TRIBUNPEKANBARU.COM - Kasus dugaan pencabulan di lingkungan pondok pesantren menjadi pembahasan publik khususnya di Siak, Riau.
Kasus tersebut baru terungkap setelah perkara dilimpahkan Polda Riau kepada Polres Siak untuk ditangani lebih lanjut.
Polisi melakukan serangkaian penyelidikan dengan meminta keterangan pihak terkait dan mengumpulkan alat bukti.
Setelah proses penyelidikan dilakukan, polisi menemukan bukti permulaan adanya dugaan tindak pidana.
Perkara pun ditingkatkan dari tahap penyelidikan ke tahap penyidikan.
Setelah dilakukan penyidikan, Satuan Reserse Kriminal (Satreskrim) Polres Siak, Riau, akhirnya menangkap seorang pria berinisial RS (33), pemilik sekaligus guru di sebuah pondok pesantren (ponpes) di Kecamatan Lubuk Dalam, Kabupaten Siak.
RS ditangkap karena diduga melakukan kekerasan seksual atau pencabulan terhadap santrinya sendiri.
Kasatreskrim Polres Siak AKP Raja Kosmos Parmulais mengatakan, kasus tersebut awalnya dilaporkan oleh salah seorang korban ke Polda Riau.
"Pelaku merupakan pimpinan sekaligus guru di pondok pesantren. Pelaku diduga mencabuli santrinya," kata Kosmos saat dikonfirmasi Kompas.com melalui pesan WhatsApp, Kamis (10/9/2026).
Baca juga: Oknum Pengasuh Ponpes di Lubukdalam Jadi Tersangka, Ditahan Kasus Kekerasan Seksual terhadap Santri
Kosmos mengatakan, penyidik awalnya melakukan penyelidikan berdasarkan laporan dari satu korban.
Dari proses penyelidikan dan pemeriksaan, polisi kemudian menemukan tiga santri lain yang diduga mengalami perlakuan serupa.
"Dari hasil penyelidikan kami terhadap 1 korban tersebut, muncul 3 saksi (santri) lainnya yang juga menjadi korban," ungkap Kosmos.
Dengan demikian, polisi menemukan empat santri yang diduga menjadi korban pencabulan RS.
Kosmos menjelaskan, salah satu dugaan pencabulan terjadi pada 3 Juli 2025 sekitar pukul 11.00 WIB.
Saat itu, pelaku menghubungi korban melalui pesan WhatsApp dan memintanya datang ke aula majelis ponpes.
Korban diminta datang dengan alasan untuk membantu membersihkan ruangan.
Korban kemudian datang bersama seorang temannya berinisial T.
Saat korban sedang menyapu aula, pelaku meminta T pergi ke minimarket untuk membeli sabun.
T kemudian pergi meninggalkan korban bersama korban..
Setelah itu, korban disebut diminta membersihkan sebuah kamar yang berada di area aula.
Pada saat itulah pelaku diduga melakukan tindakan tidak senonoh terhadap korban.
Pelaku juga disebut membawa korban ke kamar mandi.

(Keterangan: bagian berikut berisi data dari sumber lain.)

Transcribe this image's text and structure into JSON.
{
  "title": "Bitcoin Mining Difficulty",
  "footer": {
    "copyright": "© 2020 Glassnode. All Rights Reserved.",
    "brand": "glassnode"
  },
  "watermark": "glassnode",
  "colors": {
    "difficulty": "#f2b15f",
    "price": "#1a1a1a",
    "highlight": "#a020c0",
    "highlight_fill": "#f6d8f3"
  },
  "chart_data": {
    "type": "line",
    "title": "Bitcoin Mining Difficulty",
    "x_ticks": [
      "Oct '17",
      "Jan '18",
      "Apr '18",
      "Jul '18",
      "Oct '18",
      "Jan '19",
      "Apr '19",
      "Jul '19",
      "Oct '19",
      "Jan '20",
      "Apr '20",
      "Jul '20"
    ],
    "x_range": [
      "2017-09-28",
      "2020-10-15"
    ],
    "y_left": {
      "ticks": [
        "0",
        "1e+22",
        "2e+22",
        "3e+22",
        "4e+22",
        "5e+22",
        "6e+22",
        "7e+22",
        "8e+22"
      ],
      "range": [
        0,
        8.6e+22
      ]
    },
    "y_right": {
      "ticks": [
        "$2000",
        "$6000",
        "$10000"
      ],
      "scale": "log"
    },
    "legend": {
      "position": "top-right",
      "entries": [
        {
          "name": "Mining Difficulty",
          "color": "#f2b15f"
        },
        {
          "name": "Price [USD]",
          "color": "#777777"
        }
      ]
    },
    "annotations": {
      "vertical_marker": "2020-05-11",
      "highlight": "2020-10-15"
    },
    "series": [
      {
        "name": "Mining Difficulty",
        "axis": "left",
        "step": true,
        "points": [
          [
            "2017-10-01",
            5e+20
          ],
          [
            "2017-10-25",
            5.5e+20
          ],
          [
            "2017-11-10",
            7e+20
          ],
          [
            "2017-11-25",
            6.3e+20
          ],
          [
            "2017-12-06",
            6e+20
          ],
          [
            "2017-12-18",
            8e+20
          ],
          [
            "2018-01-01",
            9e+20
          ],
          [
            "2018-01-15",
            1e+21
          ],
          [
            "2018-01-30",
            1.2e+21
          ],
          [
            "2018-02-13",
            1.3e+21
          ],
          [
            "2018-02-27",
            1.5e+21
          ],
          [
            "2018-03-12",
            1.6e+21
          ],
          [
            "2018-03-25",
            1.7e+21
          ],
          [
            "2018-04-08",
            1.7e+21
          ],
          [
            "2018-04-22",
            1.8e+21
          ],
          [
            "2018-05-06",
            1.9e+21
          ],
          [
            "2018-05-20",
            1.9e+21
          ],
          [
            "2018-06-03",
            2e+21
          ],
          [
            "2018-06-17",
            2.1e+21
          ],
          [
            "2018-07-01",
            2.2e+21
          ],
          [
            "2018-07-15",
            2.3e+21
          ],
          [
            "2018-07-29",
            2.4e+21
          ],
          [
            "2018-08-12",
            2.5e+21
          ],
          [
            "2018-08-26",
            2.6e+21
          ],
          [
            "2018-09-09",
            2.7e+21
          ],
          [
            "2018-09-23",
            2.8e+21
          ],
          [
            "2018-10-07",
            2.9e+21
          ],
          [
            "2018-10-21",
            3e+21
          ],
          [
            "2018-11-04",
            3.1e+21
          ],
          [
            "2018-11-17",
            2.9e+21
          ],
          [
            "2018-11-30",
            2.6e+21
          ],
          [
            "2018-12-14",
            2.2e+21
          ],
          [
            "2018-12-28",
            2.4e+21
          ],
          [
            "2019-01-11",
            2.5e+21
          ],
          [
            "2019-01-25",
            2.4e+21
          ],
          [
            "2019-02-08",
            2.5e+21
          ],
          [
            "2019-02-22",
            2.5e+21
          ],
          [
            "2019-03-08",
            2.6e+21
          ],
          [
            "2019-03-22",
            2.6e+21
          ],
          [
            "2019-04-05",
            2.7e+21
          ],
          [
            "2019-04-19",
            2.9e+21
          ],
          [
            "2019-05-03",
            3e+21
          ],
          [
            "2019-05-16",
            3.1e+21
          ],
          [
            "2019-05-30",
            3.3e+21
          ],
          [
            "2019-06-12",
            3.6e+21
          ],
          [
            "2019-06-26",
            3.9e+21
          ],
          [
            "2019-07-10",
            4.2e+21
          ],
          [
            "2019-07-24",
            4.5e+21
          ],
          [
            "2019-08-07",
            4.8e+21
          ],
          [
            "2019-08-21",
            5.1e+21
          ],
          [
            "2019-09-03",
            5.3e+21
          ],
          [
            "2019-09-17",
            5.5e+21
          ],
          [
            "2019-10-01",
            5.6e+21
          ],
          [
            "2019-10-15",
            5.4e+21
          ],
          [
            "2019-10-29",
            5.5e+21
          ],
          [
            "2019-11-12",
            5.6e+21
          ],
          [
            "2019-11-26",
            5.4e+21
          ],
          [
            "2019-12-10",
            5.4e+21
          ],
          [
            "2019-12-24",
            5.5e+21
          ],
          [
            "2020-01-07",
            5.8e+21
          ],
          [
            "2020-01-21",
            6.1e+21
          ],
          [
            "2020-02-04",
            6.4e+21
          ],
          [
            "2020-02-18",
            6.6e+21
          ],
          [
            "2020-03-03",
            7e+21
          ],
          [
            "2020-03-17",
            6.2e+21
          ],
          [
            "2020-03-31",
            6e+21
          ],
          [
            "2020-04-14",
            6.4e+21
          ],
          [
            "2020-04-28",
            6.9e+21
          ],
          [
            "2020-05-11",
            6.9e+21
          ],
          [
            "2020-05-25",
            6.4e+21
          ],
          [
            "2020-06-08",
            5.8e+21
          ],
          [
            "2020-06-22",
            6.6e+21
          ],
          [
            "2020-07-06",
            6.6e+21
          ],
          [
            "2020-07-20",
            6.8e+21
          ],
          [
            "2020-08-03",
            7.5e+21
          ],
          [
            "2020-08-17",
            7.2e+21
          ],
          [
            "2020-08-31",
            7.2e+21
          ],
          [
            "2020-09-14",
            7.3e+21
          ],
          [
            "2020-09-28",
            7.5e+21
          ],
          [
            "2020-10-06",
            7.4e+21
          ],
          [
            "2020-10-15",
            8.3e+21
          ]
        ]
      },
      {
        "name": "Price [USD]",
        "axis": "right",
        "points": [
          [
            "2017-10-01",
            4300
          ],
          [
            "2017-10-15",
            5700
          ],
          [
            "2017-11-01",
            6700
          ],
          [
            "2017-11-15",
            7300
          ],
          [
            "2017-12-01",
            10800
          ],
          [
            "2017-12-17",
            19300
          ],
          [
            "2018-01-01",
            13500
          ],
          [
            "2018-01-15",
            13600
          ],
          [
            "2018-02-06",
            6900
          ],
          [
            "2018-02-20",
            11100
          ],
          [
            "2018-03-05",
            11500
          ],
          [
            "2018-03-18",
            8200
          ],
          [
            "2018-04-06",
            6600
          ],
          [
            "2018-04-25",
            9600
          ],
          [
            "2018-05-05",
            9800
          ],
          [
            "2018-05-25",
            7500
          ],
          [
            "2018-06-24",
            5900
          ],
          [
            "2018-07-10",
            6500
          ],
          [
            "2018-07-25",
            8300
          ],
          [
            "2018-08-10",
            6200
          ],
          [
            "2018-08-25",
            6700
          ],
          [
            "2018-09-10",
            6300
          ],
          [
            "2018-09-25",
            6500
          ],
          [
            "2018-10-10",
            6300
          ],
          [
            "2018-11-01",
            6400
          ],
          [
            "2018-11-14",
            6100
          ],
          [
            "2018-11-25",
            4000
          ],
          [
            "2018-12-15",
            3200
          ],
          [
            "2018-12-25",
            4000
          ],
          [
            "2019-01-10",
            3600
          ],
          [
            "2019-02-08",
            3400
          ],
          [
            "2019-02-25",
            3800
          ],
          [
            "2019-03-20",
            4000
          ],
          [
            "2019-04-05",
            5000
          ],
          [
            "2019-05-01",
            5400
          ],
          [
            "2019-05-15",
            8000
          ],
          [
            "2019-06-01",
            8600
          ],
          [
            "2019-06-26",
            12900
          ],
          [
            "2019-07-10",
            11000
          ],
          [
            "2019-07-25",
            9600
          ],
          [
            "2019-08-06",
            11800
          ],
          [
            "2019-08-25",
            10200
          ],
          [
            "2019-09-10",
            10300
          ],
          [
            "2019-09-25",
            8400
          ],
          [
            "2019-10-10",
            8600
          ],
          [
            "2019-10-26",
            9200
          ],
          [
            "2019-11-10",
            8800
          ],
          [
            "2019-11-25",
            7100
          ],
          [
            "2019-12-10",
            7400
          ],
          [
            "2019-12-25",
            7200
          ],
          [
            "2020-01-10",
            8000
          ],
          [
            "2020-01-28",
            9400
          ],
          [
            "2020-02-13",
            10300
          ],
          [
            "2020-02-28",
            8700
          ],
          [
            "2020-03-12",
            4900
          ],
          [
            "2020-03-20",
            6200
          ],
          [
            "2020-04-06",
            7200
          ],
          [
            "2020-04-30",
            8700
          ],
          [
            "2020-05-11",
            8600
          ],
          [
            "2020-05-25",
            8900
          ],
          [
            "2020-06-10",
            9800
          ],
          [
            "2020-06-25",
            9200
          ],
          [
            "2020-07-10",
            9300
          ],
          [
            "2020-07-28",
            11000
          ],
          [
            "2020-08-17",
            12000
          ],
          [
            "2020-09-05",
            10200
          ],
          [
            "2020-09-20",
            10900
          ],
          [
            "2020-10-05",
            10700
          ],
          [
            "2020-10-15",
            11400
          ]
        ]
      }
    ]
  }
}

Di lokasi tersebut, pelaku diduga mencium korban.
Setelah peristiwa itu terjadi, korban tidak langsung mengungkapkan kepada orang tuanya.
Korban baru menceritakan kejadian tersebut setelah menyelesaikan pendidikan di pondok pesantren.
"Kasus ini terungkap setelah korban menyelesaikan pendidikannya di pondok pesantren. Dia menceritakan kejadian tersebut kepada orangtuanya," kata Kosmos.
Mendapat pengakuan dari anaknya, pihak keluarga kemudian melaporkan dugaan tindak pidana tersebut kepada kepolisian.
Dalam pemeriksaan terhadap sejumlah saksi, penyidik menemukan indikasi adanya tiga santri lain yang diduga mengalami perlakuan serupa.
Setelah melakukan penyelidikan, polisi menangkap RS di tempat tinggalnya di Kabupaten Siak.
RS kemudian ditetapkan sebagai tersangka dan ditahan.
"Penetapan tersangka dilakukan setelah penyidik menggelar perkara pada Rabu (9/9/2026) malam, pukul 19.03 WIB, dengan sekurang-kurangnya dua alat bukti yang sah," kata Kosmos.
Raja Kosmos menegaskan, Polres Siak berkomitmen menangani kasus kekerasan seksual, terutama yang melibatkan anak.
“Kami mengajak seluruh elemen masyarakat dan orang tua untuk bersama-sama melindungi anak,” ujarnya.
Ia meminta masyarakat segera melapor jika mengetahui adanya dugaan kekerasan seksual.
“Kami menjamin identitas dan hak-hak korban akan terlindungi sepenuhnya,” tegasnya.